According to the Variety report, Nevils apparently learned that Noah Oppenheim, the president of NBC News, and Andrew Lack, the chairman of NBC News and MSNBC, “were emphasizing that the incident hadn’t been ‘criminal’ or an ‘assault.’” Lack allegedly also said internally that the incident that led to Lauer’s firing had happened in Sochi, essentially outing her. She went on medical leave in 2018.

Lauer’s representative did not respond to a request for comment from Variety, and NBC News declined to comment. Lauer has commented on accusations against him in the past. When sexual misconduct allegations were first revealed in 2017, Lauer said that some of the specifics were untrue, but that there was “enough” truth in the stories for him to apologize. He later said that “any allegations or reports of coercive, aggressive or abusive actions on my part, at any time, are absolutely false.”

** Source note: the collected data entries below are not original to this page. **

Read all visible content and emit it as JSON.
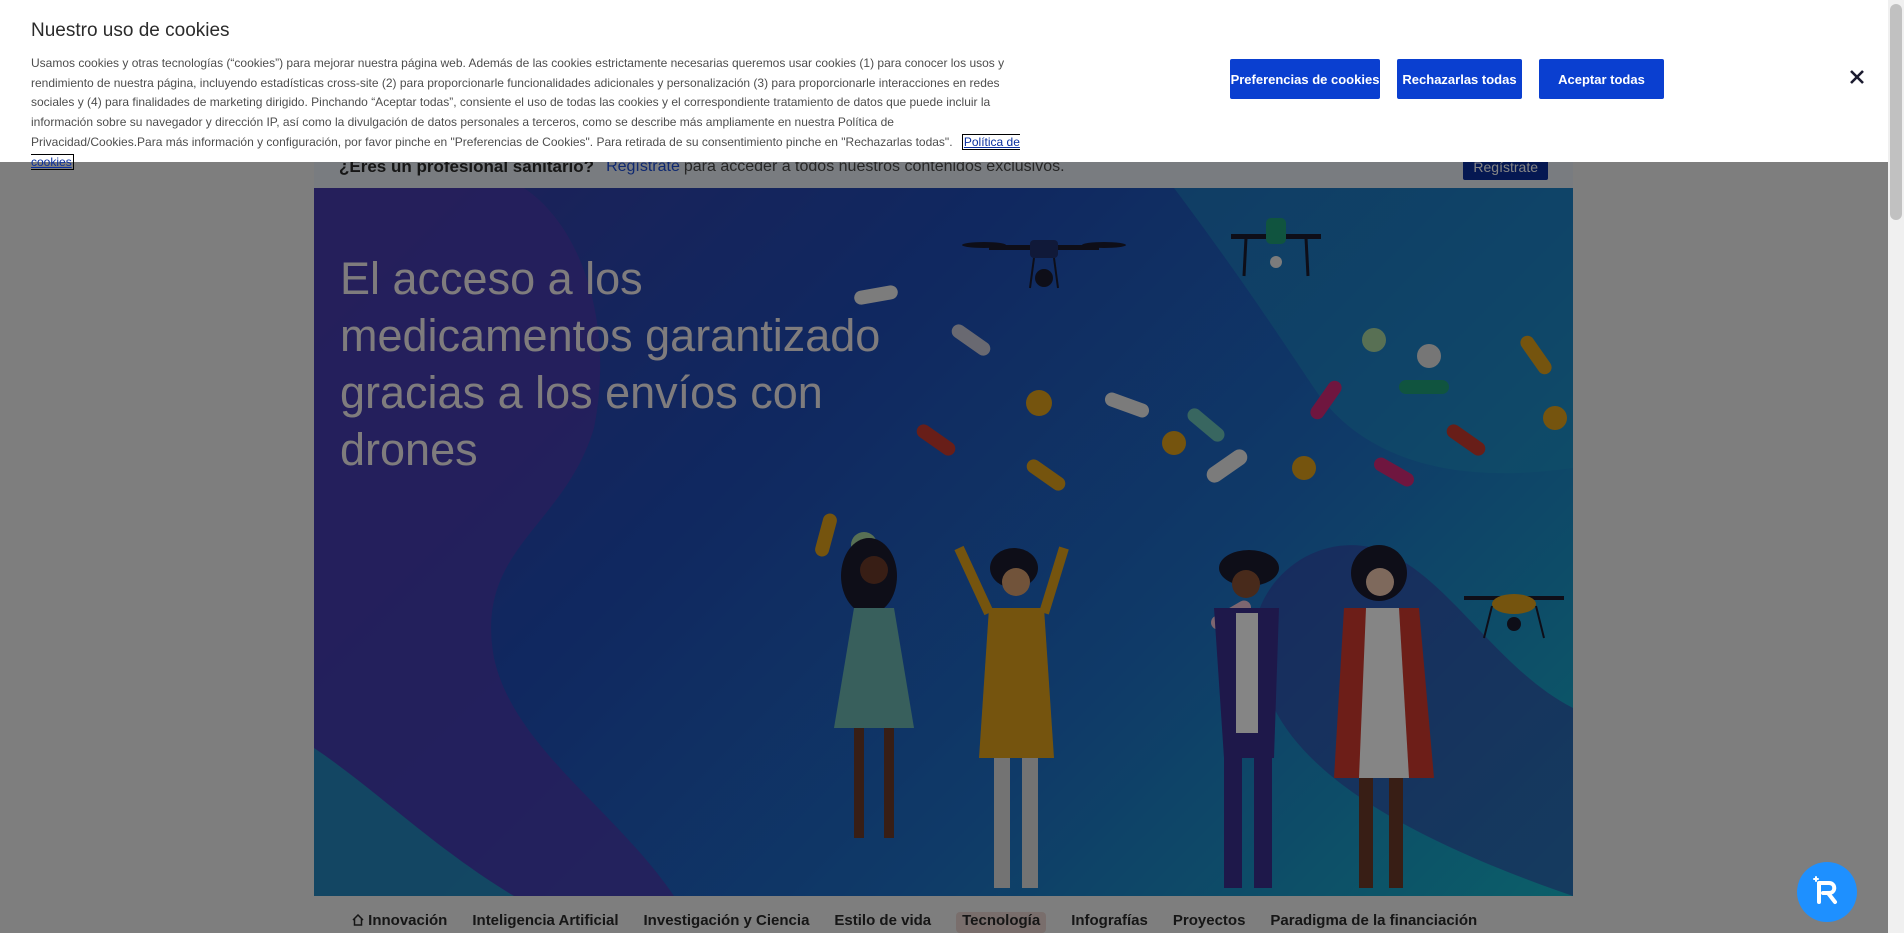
{
  "promo": {
    "question": "¿Eres un profesional sanitario?",
    "register_link": "Regístrate",
    "rest": "para acceder a todos nuestros contenidos exclusivos.",
    "register_button": "Regístrate"
  },
  "hero": {
    "title": "El acceso a los medicamentos garantizado gracias a los envíos con drones"
  },
  "filter_bar": {
    "items": [
      "Innovación",
      "Inteligencia Artificial",
      "Investigación y Ciencia",
      "Estilo de vida",
      "Tecnología",
      "Infografías",
      "Proyectos",
      "Paradigma de la financiación"
    ],
    "active": "Tecnología"
  },
  "cookie_banner": {
    "title": "Nuestro uso de cookies",
    "text": "Usamos cookies y otras tecnologías (“cookies”) para mejorar nuestra página web. Además de las cookies estrictamente necesarias queremos usar cookies (1) para conocer los usos y rendimiento de nuestra página, incluyendo estadísticas cross-site (2) para proporcionarle funcionalidades adicionales y personalización (3) para proporcionarle interacciones en redes sociales y (4) para finalidades de marketing dirigido. Pinchando “Aceptar todas”, consiente el uso de todas las cookies y el correspondiente tratamiento de datos que puede incluir la información sobre su navegador y dirección IP, así como la divulgación de datos personales a terceros, como se describe más ampliamente en nuestra Política de Privacidad/Cookies.Para más información y configuración, por favor pinche en \"Preferencias de Cookies\". Para retirada de su consentimiento pinche en \"Rechazarlas todas\".",
    "policy_link": "Política de cookies",
    "buttons": {
      "preferences": "Preferencias de cookies",
      "reject": "Rechazarlas todas",
      "accept": "Aceptar todas"
    }
  },
  "icons": {
    "close": "close-icon",
    "home": "home-icon",
    "assistant": "assistant-icon"
  },
  "colors": {
    "primary_button": "#0a3fd0",
    "fab": "#1e90ff"
  }
}
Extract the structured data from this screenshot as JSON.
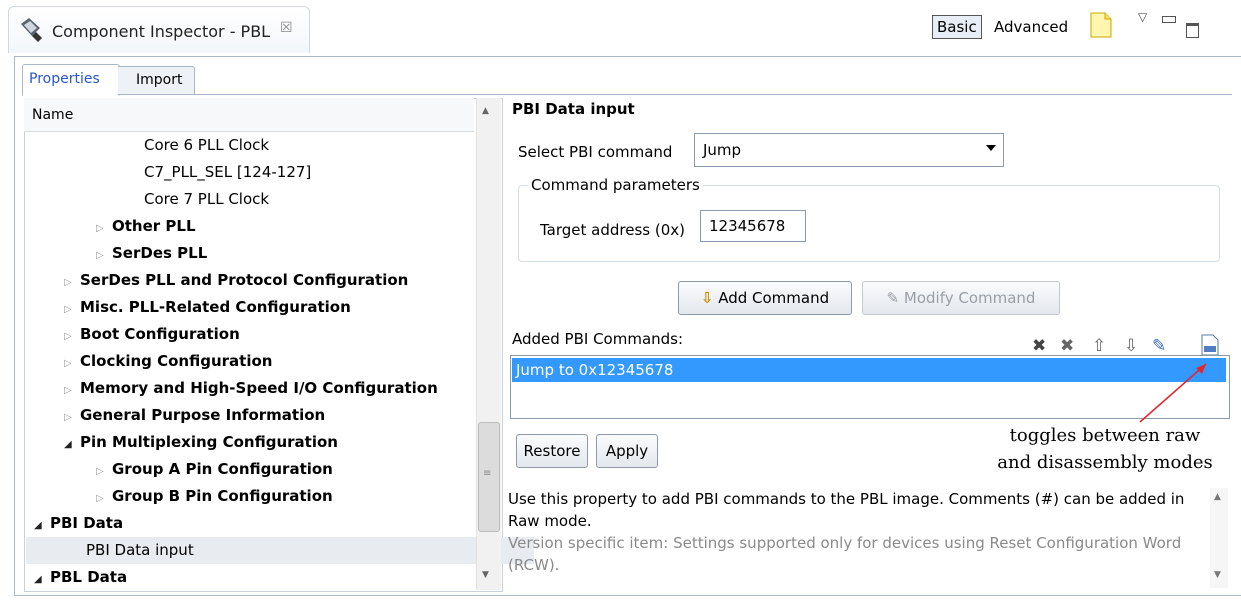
{
  "window": {
    "title": "Component Inspector - PBL",
    "close_glyph": "☒",
    "modes": {
      "basic": "Basic",
      "advanced": "Advanced"
    },
    "icons": [
      "inspector-icon",
      "note-icon",
      "view-menu-icon",
      "minimize-icon",
      "maximize-icon"
    ]
  },
  "tabs": {
    "properties": "Properties",
    "import": "Import"
  },
  "tree": {
    "header": "Name",
    "rows": [
      {
        "label": "Core 6 PLL Clock",
        "bold": false,
        "twisty": ""
      },
      {
        "label": "C7_PLL_SEL  [124-127]",
        "bold": false,
        "twisty": ""
      },
      {
        "label": "Core 7 PLL Clock",
        "bold": false,
        "twisty": ""
      },
      {
        "label": "Other PLL",
        "bold": true,
        "twisty": "closed"
      },
      {
        "label": "SerDes PLL",
        "bold": true,
        "twisty": "closed"
      },
      {
        "label": "SerDes PLL and Protocol Configuration",
        "bold": true,
        "twisty": "closed"
      },
      {
        "label": "Misc. PLL-Related Configuration",
        "bold": true,
        "twisty": "closed"
      },
      {
        "label": "Boot Configuration",
        "bold": true,
        "twisty": "closed"
      },
      {
        "label": "Clocking Configuration",
        "bold": true,
        "twisty": "closed"
      },
      {
        "label": "Memory and High-Speed I/O Configuration",
        "bold": true,
        "twisty": "closed"
      },
      {
        "label": "General Purpose Information",
        "bold": true,
        "twisty": "closed"
      },
      {
        "label": "Pin Multiplexing Configuration",
        "bold": true,
        "twisty": "open"
      },
      {
        "label": "Group A Pin Configuration",
        "bold": true,
        "twisty": "closed"
      },
      {
        "label": "Group B Pin Configuration",
        "bold": true,
        "twisty": "closed"
      },
      {
        "label": "PBI Data",
        "bold": true,
        "twisty": "open"
      },
      {
        "label": "PBI Data input",
        "bold": false,
        "twisty": "",
        "selected": true
      },
      {
        "label": "PBL Data",
        "bold": true,
        "twisty": "open"
      }
    ]
  },
  "pbi": {
    "heading": "PBI Data input",
    "select_label": "Select PBI command",
    "select_value": "Jump",
    "params_title": "Command parameters",
    "target_label": "Target address (0x)",
    "target_value": "12345678",
    "add_button": "Add Command",
    "modify_button": "Modify Command",
    "added_label": "Added PBI Commands:",
    "commands": [
      "Jump to 0x12345678"
    ],
    "toolbar_icons": [
      "delete-icon",
      "delete-all-icon",
      "move-up-icon",
      "move-down-icon",
      "edit-icon",
      "raw-toggle-icon"
    ],
    "restore_button": "Restore",
    "apply_button": "Apply",
    "annotation_line1": "toggles between raw",
    "annotation_line2": "and disassembly modes",
    "annotation_color": "#e0282e",
    "description": "Use this property to add PBI commands to the PBL image. Comments (#) can be added in Raw mode.",
    "version_note": "Version specific item: Settings supported only for devices using Reset Configuration Word (RCW)."
  },
  "colors": {
    "selection": "#3399ff",
    "tab_active_text": "#2a56c6"
  }
}
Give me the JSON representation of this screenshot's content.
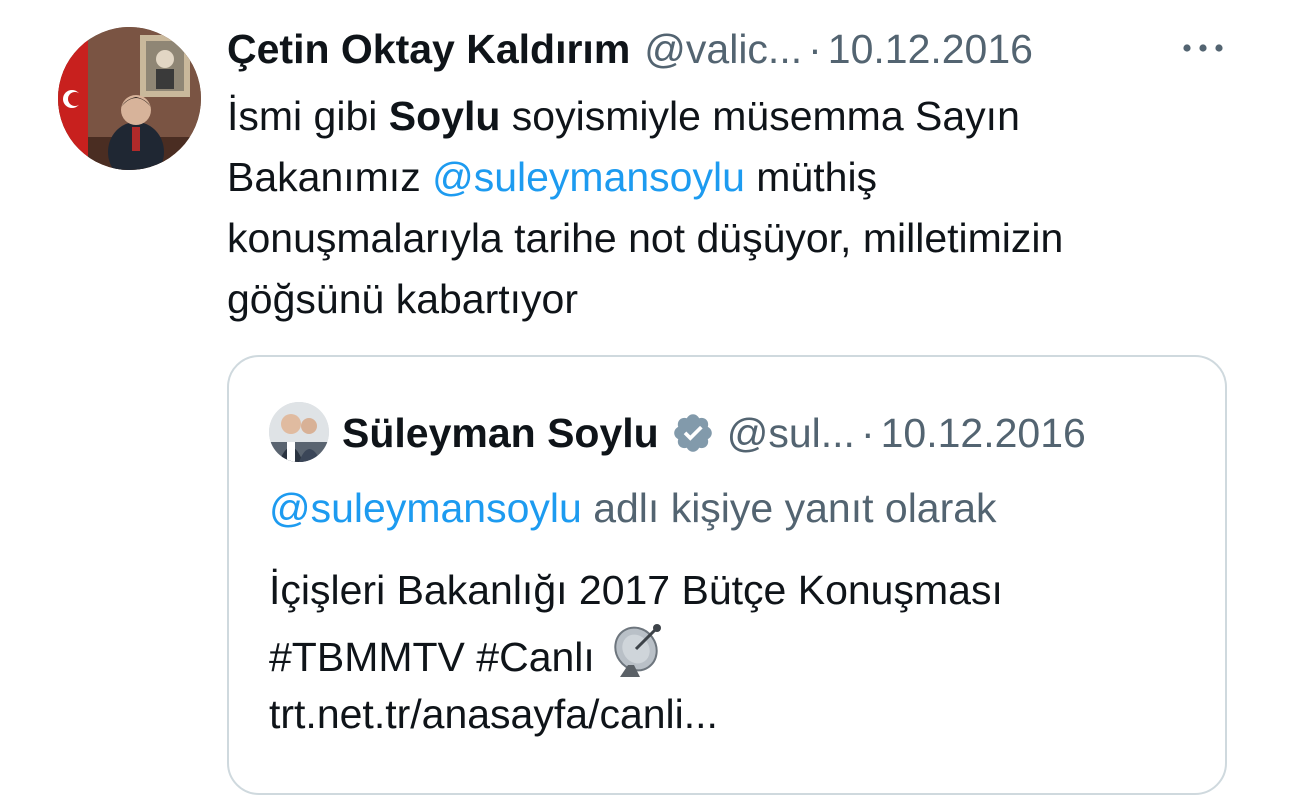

Today itself ran a lengthy segment on the claims on Wednesday morning. Co-hosts Savannah Guthrie and Hoda Kotb, who worked with Lauer for years, were visibly shaken.

“This is shocking and appalling and I honestly don’t even know what to say about it,” Guthrie said.

“You feel like you’ve known someone…and then all of a sudden a door opens up and there’s a part of them you didn’t know…they’re not allegations of an affair. They’re allegations of a crime,” Kotb said.

Update, 10:32 a.m. ET: Lauer issued a lengthy statement to Variety denying the rape allegation. From the statement:

In a new book, it is alleged that an extramarital, but consensual, sexual encounter I have previously admitted having, was in fact an assault. It is categorically false, ignores the facts, and defies common sense.
I had an extramarital affair with Brooke Nevils in 2014. It began when she came to my hotel room very late one night in Sochi, Russia. We engaged in a variety of sexual acts. We performed oral sex on each other, we had vaginal sex, and we had anal sex. Each act was mutual and completely consensual.
The story Brooke tells is filled with false details intended only to create the impression this was an abusive encounter. Nothing could be further from the truth. There was absolutely nothing aggressive about that encounter. Brooke did not do or say anything to object. She certainly did not cry. She was a fully enthusiastic and willing partner. At no time did she behave in a way that made it appear she was incapable of consent. She seemed to know exactly what she wanted to do. The only concern she expressed was that someone might see her leaving my room. She embraced me at the door as she left.